Key Lime Pie
posted: Jan. 01, 2022.
One day I was working out at the Fitness Center, and a TV was playing in the background. Since it was just a talk show, I didn't need to watch it but, rather, was just listening to it as I exercised. I could easily hear what was being said...or at least, I thought I could. When the show went to a commercial break, an advertisement came on that was talking about Key Lime Pie. Without seeing the picture, I assumed it was talking about a new box food, like a pudding mix, and that one of the flavors was Key Lime Pie. But when the commercial went on to say that, "It takes away all odors," I quickly realized it could not be talking about Key Lime Pie pudding. So, being curious, I stopped exercising to turn around and see the TV screen. What was being advertised was something called Feline Pine, a product for Kitty Litter boxes! Since I had never heard of Feline Pine, my brain did what our brains are designed to do.
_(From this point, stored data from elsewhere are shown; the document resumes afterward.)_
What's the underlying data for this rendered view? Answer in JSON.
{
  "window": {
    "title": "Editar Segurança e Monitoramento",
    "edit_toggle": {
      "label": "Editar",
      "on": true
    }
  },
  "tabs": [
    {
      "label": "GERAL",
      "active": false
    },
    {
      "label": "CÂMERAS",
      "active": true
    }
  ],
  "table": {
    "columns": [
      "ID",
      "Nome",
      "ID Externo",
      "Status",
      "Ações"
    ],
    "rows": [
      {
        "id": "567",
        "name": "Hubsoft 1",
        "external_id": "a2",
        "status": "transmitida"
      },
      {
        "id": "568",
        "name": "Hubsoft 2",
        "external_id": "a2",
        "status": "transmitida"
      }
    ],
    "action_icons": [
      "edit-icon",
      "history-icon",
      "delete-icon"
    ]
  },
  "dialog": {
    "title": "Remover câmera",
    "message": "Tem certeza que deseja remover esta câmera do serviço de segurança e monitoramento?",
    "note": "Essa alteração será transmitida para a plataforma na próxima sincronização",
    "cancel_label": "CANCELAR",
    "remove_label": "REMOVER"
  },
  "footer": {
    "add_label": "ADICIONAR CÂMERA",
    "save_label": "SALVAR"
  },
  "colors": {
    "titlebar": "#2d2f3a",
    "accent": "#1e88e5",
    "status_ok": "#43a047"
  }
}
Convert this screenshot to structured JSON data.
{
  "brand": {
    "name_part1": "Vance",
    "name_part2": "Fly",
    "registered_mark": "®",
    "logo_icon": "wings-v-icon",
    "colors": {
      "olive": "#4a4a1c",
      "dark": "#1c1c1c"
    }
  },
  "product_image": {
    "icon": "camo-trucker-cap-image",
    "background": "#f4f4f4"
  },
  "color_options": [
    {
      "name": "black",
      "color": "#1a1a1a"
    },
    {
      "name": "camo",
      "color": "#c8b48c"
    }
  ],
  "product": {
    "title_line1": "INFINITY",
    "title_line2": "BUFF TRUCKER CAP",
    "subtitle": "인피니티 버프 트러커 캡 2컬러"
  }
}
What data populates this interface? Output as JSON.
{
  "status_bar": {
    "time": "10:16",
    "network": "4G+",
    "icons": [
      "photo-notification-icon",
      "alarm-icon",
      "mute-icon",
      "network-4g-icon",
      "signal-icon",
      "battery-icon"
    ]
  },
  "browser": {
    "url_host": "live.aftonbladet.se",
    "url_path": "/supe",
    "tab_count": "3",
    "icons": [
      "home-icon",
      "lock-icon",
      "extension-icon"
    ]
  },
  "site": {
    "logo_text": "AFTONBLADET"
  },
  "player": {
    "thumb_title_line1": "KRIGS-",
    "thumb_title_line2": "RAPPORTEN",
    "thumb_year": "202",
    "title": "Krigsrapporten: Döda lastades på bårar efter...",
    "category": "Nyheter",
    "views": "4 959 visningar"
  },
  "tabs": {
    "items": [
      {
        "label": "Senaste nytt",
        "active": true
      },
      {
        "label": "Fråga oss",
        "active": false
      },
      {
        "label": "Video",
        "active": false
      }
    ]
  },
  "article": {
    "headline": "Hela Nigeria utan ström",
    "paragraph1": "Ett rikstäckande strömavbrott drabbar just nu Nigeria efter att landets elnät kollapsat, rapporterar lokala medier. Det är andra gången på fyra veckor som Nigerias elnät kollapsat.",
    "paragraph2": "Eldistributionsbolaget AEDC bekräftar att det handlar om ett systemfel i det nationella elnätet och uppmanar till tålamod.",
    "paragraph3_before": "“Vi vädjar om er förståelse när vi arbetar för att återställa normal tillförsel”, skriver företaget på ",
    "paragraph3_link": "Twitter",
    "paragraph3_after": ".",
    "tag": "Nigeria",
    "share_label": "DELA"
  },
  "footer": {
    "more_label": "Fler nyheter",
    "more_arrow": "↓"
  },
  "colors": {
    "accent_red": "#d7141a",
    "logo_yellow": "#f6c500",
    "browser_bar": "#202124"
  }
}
It searched through my mental data bank of my conscious and unconscious memories, and since nothing matched "Feline Pine," it filled in the missing pieces of information. The closest thing it could come up with was something that had the same vowel sounds, Key Lime Pie instead of Feline Pine. Our brains do this so what we see and hear has meaning and makes sense to us. The French philosopher, Henri Bergson, once said, "The eye sees only what the mind is prepared to comprehend." I would like to suggest that the ear also hears only what the mind is prepared to comprehend.
Sometimes we see or hear something that triggers an emotional response. It's not a problem if, during that search of our mental data bank, our mind comes upon a similar memory that is positive and feels good. For example, hearing affirmation from your boss or coworkers about some idea you had may remind you unconsciously of a time in your life when you got an A on a school project and your teacher told you that you had some great ideas. No, you probably won't consciously think about that in the moment, but at an emotional level, your mind and body will remember. However, if you didn't receive positives about your idea from your boss and co-workers and your idea was ignored or criticized, your mind's search through your mental data bank can also tap into any memory from your past that is connected to a time when you did poorly on a school project and you received some criticism or derision from a teacher, peers, parents, or siblings.
When your mind discovers a negative memory, quick as lightening, you may get "triggered" if it connects with something that still carries some pain or shame. Your mind sometimes fills in the gaps about the current situation based on the past memory. It's a way your mind is trying to make sense or give meaning to what is happening. Even if your conscious mind does not see the connection, your unconscious mind will. Sometimes it's laughable, like my mind changing Feline Pine to Key Lime Pie, but sometimes something like this happening can cause conflict between people and feelings of hurt or insecurity within you.
Have you ever noticed it happening for you...that you misinterpret something someone says because your mind is only prepared to comprehend it in a particular way? What memories are getting triggered in you by something your boss (family member, friend, co-worker, or even someone on Social Media) says? How do you react? Or maybe you have seen or heard someone have a reaction to something you said, and you didn't understand why they reacted the way they did. Well, this process may be what happened.
As hard as it can be to experience this, these moments of being "triggered" give us opportunities to develop greater self-awareness, self-acceptance, and resilience if we are willing to, first, explore what is getting triggered within us, second, heal from what experiences we had that are contributing to the negative emotional reaction, and third, honestly share what is happening emotionally if a relationship is safe enough to do that.